Shrimp scampi, shrimp newburg, shrimp paella, coconut shrimp, shrimp and cashews--there are myriads of dishes that highlight the versatility of shrimp. Frozen shrimp has found its way into almost every household freezer as one of the few seafoods that does not turn into mush when frozen. Many times, people think they are buying fresh shrimp from their grocery store but are actually buying frozen shrimp the fishmonger has thawed for the display case. Look for shrimp sized at least at 36 to 40 count per pound, preferably raw. Any smaller than that and you are dealing with salad shrimp, which are fine, just tiny and impossible to peel. Do a little math yourself and make sure that the thawed shrimp is not more expensive than the frozen packages, in which case the frozen will be fresher and cheaper.
Empty the package of frozen shrimp into a container of cold tap water.
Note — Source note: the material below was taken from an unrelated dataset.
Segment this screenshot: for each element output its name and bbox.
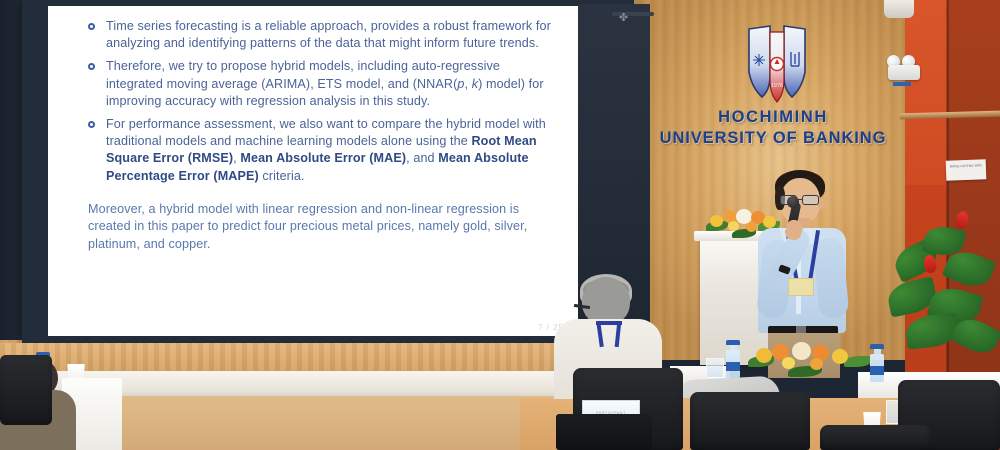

Let it sit for 10 minutes before adding fresh tap water. Within about 30 minutes, the shrimp should be thawed enough to peel.
Peel the thawed shrimp. By grasping the tiny little feet on the bottom and pulling up, the whole skin should peel off with the exception of the tail. Pull on the tip of the tail and it should slide off easily. If you notice the shrimp smells like ammonia or is mushy, discard it. If the shrimp was frozen properly, there should be no fishy smell.
Squeeze a little fresh lemon juice over the shrimp and discard the shells. They will smell up your kitchen quickly if not removed. Cover the shrimp and refrigerate it if you're not using them immediately.
The shrimp are ready for any recipe that calls for fresh or frozen shrimp.
It is recommended that they be used within six hours of being thawed as they are highly perishable.
At no time before cooking should they be left out of refrigeration for more than 10 to 15 minutes.